Perkembangan jaman yang serba digital dan teknologi informasi yang terus menyelinap disudut-sudut pelosok negeri, tidak mampu menembus kesakralan Cikertawana, Cibeo dan Cikeusik dengan Hutan Sasaka Domasnya sebagai benteng alam Wewengkon Kanekes. Dengan berjalan puluhan kilo meter tanpa alas kaki sambil membawa berbagai hasil bumi, orang Baduy mengajarkan kita tentang gaya hidup ramah lingkungan sekaligus peringatan bagi Penggede untuk tidak mengeksploitasi alam.
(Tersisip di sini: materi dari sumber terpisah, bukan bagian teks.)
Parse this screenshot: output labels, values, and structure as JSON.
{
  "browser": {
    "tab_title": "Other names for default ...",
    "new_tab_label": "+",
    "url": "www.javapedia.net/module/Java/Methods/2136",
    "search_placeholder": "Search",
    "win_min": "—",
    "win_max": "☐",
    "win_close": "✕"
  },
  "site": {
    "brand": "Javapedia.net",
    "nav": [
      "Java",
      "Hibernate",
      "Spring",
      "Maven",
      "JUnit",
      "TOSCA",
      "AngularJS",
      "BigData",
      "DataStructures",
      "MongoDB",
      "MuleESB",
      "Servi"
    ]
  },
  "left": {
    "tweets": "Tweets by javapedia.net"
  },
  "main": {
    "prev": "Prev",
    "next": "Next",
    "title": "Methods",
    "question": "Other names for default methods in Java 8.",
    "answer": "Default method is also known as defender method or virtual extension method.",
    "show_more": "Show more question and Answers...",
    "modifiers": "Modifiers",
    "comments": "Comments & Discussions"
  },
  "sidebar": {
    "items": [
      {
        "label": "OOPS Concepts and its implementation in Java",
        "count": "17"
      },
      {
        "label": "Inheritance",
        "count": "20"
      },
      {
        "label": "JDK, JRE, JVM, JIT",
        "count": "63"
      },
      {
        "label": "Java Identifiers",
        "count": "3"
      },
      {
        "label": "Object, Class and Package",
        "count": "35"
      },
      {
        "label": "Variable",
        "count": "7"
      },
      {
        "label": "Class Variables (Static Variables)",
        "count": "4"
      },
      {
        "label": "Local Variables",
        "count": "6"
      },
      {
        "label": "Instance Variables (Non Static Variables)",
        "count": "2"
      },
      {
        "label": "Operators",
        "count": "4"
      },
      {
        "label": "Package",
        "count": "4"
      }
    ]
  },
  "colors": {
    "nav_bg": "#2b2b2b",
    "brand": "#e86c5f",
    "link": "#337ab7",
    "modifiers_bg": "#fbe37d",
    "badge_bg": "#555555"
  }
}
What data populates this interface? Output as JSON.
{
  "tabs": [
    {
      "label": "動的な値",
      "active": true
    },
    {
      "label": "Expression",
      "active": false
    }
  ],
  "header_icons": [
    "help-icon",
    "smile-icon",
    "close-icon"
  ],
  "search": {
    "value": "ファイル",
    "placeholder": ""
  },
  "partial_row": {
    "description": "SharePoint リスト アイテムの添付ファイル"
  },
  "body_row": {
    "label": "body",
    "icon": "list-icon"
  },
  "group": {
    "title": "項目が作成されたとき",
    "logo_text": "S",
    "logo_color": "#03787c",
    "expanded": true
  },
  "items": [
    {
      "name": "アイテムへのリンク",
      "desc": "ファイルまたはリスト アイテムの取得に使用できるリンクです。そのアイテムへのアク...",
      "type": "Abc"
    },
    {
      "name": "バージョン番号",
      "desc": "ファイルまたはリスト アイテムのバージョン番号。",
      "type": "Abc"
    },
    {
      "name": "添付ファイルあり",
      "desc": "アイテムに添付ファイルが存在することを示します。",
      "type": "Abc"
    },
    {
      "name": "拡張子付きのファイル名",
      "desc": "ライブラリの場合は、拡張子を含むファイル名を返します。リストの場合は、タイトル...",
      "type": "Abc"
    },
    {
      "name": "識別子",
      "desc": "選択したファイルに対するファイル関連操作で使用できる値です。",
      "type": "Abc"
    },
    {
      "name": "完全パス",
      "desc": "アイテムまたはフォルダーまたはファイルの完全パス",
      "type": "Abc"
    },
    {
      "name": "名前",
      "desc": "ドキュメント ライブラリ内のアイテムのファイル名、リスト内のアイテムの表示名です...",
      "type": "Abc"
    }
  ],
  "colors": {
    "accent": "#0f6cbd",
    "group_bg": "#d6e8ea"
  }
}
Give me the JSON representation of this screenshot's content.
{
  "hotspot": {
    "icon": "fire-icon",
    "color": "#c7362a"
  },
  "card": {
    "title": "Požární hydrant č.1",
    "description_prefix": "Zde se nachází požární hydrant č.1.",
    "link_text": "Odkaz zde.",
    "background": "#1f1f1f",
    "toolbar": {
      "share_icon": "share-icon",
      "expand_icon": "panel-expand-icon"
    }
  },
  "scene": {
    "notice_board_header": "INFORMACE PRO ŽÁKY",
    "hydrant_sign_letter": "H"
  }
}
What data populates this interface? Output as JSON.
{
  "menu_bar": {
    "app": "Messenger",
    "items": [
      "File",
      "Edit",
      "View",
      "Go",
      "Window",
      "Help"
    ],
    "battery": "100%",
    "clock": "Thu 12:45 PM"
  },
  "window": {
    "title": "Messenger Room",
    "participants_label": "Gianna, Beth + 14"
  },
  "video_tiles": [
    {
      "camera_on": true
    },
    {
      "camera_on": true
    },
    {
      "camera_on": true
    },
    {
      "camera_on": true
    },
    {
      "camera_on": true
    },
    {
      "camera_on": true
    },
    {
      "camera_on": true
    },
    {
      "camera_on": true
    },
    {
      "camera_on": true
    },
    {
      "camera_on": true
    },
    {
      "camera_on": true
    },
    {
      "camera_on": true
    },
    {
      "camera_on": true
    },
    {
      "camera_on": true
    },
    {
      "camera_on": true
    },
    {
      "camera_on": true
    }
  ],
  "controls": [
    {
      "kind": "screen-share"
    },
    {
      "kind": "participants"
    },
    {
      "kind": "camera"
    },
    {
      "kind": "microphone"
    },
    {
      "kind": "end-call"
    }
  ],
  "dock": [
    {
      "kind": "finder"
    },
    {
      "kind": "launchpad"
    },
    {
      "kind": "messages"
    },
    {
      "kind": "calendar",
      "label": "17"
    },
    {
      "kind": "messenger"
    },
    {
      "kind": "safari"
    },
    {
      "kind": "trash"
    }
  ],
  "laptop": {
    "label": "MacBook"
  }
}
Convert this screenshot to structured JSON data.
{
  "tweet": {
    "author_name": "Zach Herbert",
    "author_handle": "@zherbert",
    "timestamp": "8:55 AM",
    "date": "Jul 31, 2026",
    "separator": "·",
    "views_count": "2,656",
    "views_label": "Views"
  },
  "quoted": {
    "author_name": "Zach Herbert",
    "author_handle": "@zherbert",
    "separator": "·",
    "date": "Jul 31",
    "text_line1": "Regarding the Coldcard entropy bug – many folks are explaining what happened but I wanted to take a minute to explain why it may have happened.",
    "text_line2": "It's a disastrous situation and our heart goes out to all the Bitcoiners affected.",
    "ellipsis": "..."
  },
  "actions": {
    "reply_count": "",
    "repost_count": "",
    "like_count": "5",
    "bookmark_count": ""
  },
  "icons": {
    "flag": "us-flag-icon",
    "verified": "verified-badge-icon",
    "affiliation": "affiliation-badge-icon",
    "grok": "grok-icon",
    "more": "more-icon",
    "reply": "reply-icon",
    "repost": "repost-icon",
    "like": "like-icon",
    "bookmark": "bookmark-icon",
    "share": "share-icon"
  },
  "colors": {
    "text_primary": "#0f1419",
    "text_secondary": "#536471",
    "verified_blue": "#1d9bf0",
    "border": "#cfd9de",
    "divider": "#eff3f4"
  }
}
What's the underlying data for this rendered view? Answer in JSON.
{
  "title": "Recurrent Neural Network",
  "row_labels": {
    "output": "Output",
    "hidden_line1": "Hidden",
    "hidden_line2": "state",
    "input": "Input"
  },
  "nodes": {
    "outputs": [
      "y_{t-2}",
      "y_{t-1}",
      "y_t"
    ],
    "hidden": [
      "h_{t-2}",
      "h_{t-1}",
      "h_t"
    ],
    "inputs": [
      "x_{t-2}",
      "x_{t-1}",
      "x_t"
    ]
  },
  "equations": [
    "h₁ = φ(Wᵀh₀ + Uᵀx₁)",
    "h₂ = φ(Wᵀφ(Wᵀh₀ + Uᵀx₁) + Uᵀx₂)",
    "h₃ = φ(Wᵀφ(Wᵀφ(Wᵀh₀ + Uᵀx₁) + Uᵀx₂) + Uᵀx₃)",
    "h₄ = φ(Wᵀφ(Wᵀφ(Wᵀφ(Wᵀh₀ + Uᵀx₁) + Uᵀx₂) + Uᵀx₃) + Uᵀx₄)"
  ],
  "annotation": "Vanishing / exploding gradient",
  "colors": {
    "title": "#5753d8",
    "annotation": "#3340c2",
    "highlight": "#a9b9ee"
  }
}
Dengan komposisi penataan ruang dan kearifan lokalnya, masyarakat di Wewengkon Kanekes dan Kasepuhan Banten Kidul memiliki kualitas hidup yang jauh lebih baik dibandingkan di perkotaan atau daerah lainnya, dan memiliki peran yang besar dalam konservasi lingkungan, penanggulangan bencana serta pengembangan ekonomi rakyat. 

Namun sayang, pembangunan yang dilakukan oleh pemerintah, baik pusat maupun daerah, telah menghancurkan hampir semua kearifan lokal masyarakat di lereng Pegunungan Kendeng dan Halimun, seperti pembangunan Waduk Karian, Pelebaran Jalan Provinsi ke Citorek dan beroperasinya pabrik semen merah putih. Semuanya mengakibatkan rusaknya benteng-benteng alam dan akhirnya, tahun 2019, terjadilah bencana alam longsor dan banjir bandang di wilayah Kasepuhan Banten Kidul. 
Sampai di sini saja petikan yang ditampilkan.